25 APRIL 1931, Page 11

THE ZOO AGAIN.

. Elsewhere in these -columns we note with satisfaction that, with luck, it will soon be possible to go to the cinema on

Sunday without breaking the law. Industrial civilization has driven a hard bargain with the townsman as well as the countryman, besides increasing his numbers. Under the terms of that bargain, the privilege of taking refuge from his Sunday environment in cacophonous, tobacco-laden darkness and a form of entertainment which only occasionally—to misquote Dryden—deviates into art, is one which he could ill afford to forgo ; we are genuinely delighted to see it reaffirmed.

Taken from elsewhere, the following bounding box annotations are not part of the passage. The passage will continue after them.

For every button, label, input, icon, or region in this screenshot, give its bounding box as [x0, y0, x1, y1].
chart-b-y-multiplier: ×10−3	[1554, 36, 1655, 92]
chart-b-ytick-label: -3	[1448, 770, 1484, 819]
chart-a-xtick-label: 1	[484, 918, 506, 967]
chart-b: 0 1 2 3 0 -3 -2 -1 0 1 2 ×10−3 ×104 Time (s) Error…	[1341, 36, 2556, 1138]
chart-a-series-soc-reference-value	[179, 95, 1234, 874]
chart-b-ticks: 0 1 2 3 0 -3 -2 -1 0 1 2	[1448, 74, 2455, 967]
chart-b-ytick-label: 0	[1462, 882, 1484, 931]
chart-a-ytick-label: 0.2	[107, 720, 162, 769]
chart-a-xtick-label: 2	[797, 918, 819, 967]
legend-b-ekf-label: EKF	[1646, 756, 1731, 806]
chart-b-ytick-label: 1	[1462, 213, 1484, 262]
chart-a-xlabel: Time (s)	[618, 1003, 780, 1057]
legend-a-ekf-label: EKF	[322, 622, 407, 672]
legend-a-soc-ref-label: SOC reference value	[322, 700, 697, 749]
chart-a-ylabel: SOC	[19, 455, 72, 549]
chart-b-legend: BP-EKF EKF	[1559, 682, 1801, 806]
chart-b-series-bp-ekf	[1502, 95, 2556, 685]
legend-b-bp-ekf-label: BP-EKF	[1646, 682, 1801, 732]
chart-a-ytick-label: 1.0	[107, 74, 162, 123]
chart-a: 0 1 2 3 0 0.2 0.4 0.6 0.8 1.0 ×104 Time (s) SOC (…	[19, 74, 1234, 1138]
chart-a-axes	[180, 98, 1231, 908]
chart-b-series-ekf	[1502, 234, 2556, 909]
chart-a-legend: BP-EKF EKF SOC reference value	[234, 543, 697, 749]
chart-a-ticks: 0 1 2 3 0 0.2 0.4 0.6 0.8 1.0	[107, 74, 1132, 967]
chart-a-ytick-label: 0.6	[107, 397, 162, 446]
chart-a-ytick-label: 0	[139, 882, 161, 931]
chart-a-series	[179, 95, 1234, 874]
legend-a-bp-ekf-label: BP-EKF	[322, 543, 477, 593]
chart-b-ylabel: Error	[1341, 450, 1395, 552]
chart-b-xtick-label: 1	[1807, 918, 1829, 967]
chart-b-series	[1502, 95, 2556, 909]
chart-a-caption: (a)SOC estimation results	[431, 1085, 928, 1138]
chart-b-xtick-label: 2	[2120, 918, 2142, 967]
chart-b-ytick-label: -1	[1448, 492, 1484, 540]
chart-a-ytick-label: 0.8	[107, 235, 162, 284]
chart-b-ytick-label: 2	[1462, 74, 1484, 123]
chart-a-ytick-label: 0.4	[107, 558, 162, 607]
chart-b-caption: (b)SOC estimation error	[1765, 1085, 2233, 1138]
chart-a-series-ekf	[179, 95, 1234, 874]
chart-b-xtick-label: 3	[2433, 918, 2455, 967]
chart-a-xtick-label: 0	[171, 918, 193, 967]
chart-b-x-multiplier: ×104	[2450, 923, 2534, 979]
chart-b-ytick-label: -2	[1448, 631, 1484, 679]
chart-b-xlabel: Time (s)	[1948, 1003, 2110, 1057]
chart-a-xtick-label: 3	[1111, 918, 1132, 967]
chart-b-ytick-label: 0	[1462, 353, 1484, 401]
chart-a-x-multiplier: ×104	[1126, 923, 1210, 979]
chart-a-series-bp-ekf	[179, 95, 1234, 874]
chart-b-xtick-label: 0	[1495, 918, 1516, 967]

But nobody can pretend that the cinema, even as a short cut to oblivion, is anything better than a pis alter. In the case of London, it is not even a last resort. We expressed last week the view that the Zoo should be open to the public for, at any rate, a part of Sunday ; and, since public opinion seems likely to be the only effective agent in this matter, we reiterate our conviction that the facilities offered by the Gardens for amusement, and incidentally a little education, in the open air should no longer be withheld from the community on the day when it would most appreciate them. In the House of Commons last Monday more than one member of the class from which it is safe to assume that the Royal Zoological Society draws most of its members showed a true appreciation of what Sunday in a big town may mean to a poor family. It is high time that the Society realized its unwritten obligations as the tenant of Crown lands by consulting the greatest good of the greatest number.